It's no secret that Wi-Fi connection is high on the list of priorities for airport passengers. (Think: business class passengers checking emails, or, recently, young people on the hunt for Pokemon through the new, popular Pokemon Go app.)
A recent airline passenger survey conducted by Honeywell Aerospace, which the technology and manufacturing company also conducted in 2014, found that most travelers said they would switch airlines completely if it meant faster, more reliable connection.
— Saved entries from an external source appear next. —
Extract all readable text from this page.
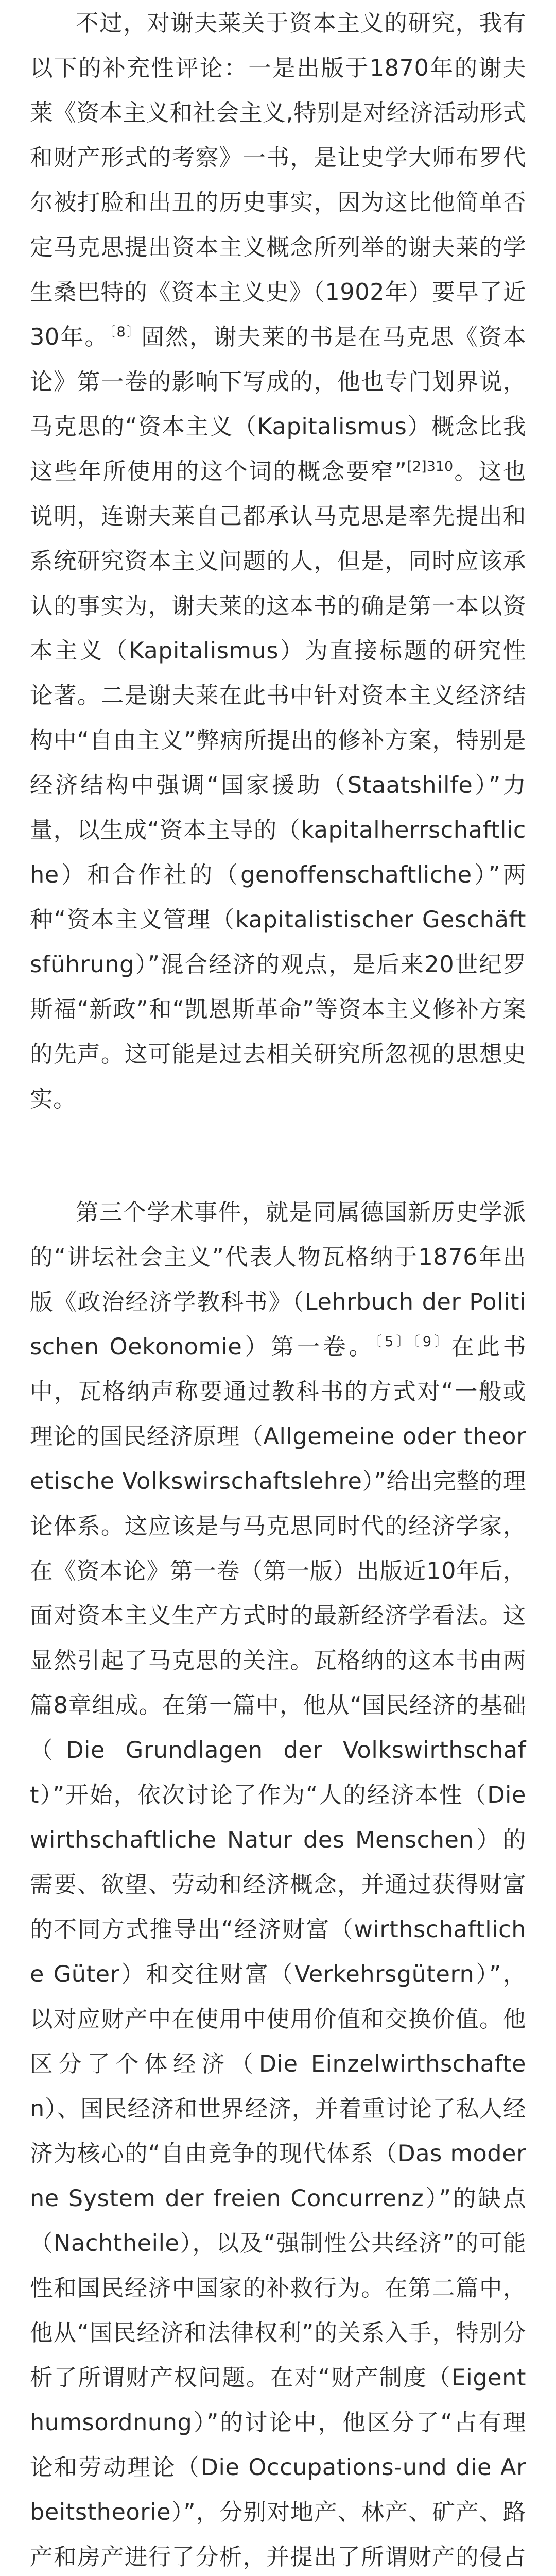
不过，对谢夫莱关于资本主义的研究，我有以下的补充性评论：一是出版于1870年的谢夫莱《资本主义和社会主义,特别是对经济活动形式和财产形式的考察》一书，是让史学大师布罗代尔被打脸和出丑的历史事实，因为这比他简单否定马克思提出资本主义概念所列举的谢夫莱的学生桑巴特的《资本主义史》（1902年）要早了近30年。$^{〔8〕}$固然，谢夫莱的书是在马克思《资本论》第一卷的影响下写成的，他也专门划界说，马克思的“资本主义（Kapitalismus）概念比我这些年所使用的这个词的概念要窄”$^{[2]310}$。这也说明，连谢夫莱自己都承认马克思是率先提出和系统研究资本主义问题的人，但是，同时应该承认的事实为，谢夫莱的这本书的确是第一本以资本主义（Kapitalismus）为直接标题的研究性论著。二是谢夫莱在此书中针对资本主义经济结构中“自由主义”弊病所提出的修补方案，特别是经济结构中强调“国家援助（Staatshilfe）”力量，以生成“资本主导的（kapitalherrschaftliche）和合作社的（genoffenschaftliche）”两种“资本主义管理（kapitalistischer Geschäftsführung）”混合经济的观点，是后来20世纪罗斯福“新政”和“凯恩斯革命”等资本主义修补方案的先声。这可能是过去相关研究所忽视的思想史实。

第三个学术事件，就是同属德国新历史学派的“讲坛社会主义”代表人物瓦格纳于1876年出版《政治经济学教科书》（Lehrbuch der Politischen Oekonomie）第一卷。$^{〔5〕〔9〕}$在此书中，瓦格纳声称要通过教科书的方式对“一般或理论的国民经济原理（Allgemeine oder theoretische Volkswirschaftslehre）”给出完整的理论体系。这应该是与马克思同时代的经济学家，在《资本论》第一卷（第一版）出版近10年后，面对资本主义生产方式时的最新经济学看法。这显然引起了马克思的关注。瓦格纳的这本书由两篇8章组成。在第一篇中，他从“国民经济的基础（Die Grundlagen der Volkswirthschaft）”开始，依次讨论了作为“人的经济本性（Die wirthschaftliche Natur des Menschen）的需要、欲望、劳动和经济概念，并通过获得财富的不同方式推导出“经济财富（wirthschaftliche Güter）和交往财富（Verkehrsgütern）”，以对应财产中在使用中使用价值和交换价值。他区分了个体经济（Die Einzelwirthschaften）、国民经济和世界经济，并着重讨论了私人经济为核心的“自由竞争的现代体系（Das moderne System der freien Concurrenz）”的缺点（Nachtheile），以及“强制性公共经济”的可能性和国民经济中国家的补救行为。在第二篇中，他从“国民经济和法律权利”的关系入手，特别分析了所谓财产权问题。在对“财产制度（Eigenthumsordnung）”的讨论中，他区分了“占有理论和劳动理论（Die Occupations-und die Arbeitstheorie）”，分别对地产、林产、矿产、路产和房产进行了分析，并提出了所谓财产的侵占
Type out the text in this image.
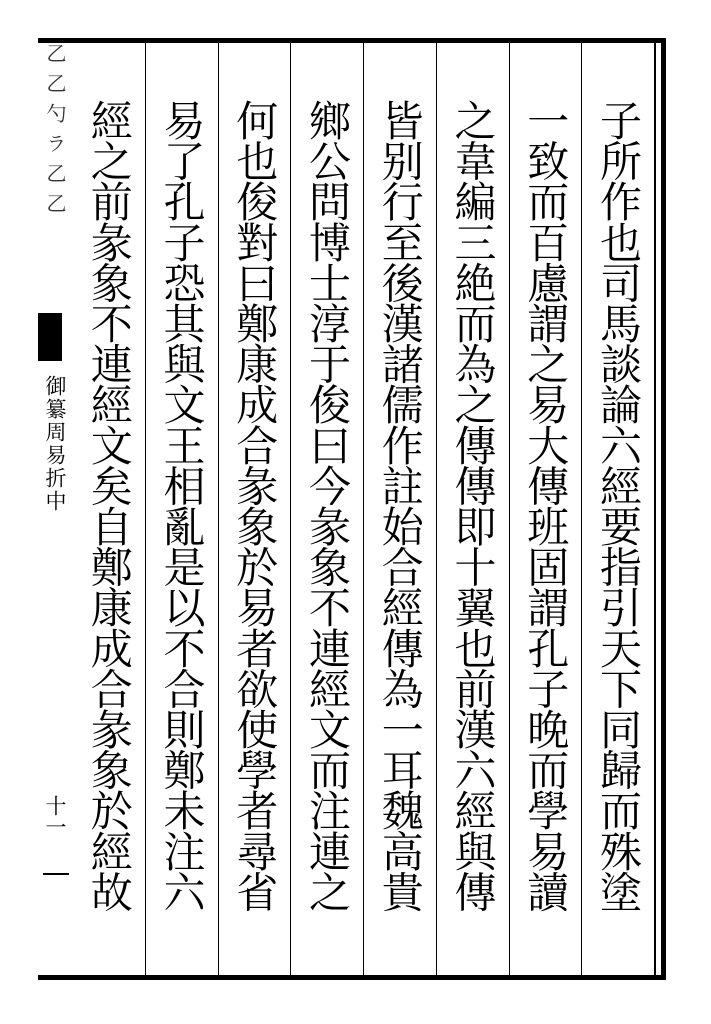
乙乙勺ラ乙乙
御纂周易折中
十一	子所作也司馬談論六經要指引天下同歸而殊塗
一致而百慮謂之易大傳班固謂孔子晚而學易讀
之韋編三絶而為之傳傳即十翼也前漢六經與傳
皆别行至後漢諸儒作註始合經傳為一耳魏高貴
鄉公問博士淳于俊曰今彖象不連經文而注連之
何也俊對曰鄭康成合彖象於易者欲使學者尋省
易了孔子恐其與文王相亂是以不合則鄭未注六
經之前彖象不連經文矣自鄭康成合彖象於經故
The study found that 21 percent have already made the switch for a better in-flight option.
"To avoid losing passengers and revenue, airlines need a connectivity service that is reliable all the time, no matter where they fly,” Carl Esposito, vice president of Honeywell Aerospace marketing and product management, said in a news release.
Currently, 22 percent of the 1,008 respondents, compared to the 27 percent in 2014, reported their Wi-Fi as "extremely reliable." And extremely reliable means, to 84 percent of the travelers, that the connection should be the same as they receive at a home or office.
But with increased connectivity, some authorities are weary of cybersecurity threats to other aircraft systems.
Back in April, Sen. Ed Markey (D-Mass) proposed a bill, the Cyber AIR Act, and was seeking a report to study the "vulnerabilities" of consumer Wi-Fi on planes.
"As technology rapidly advances to keep passengers and planes connected, we must ensure that the airline industry is vigilant in protecting its aircraft and systems from cybersecurity breaches and attacks,” Markey said in a news release.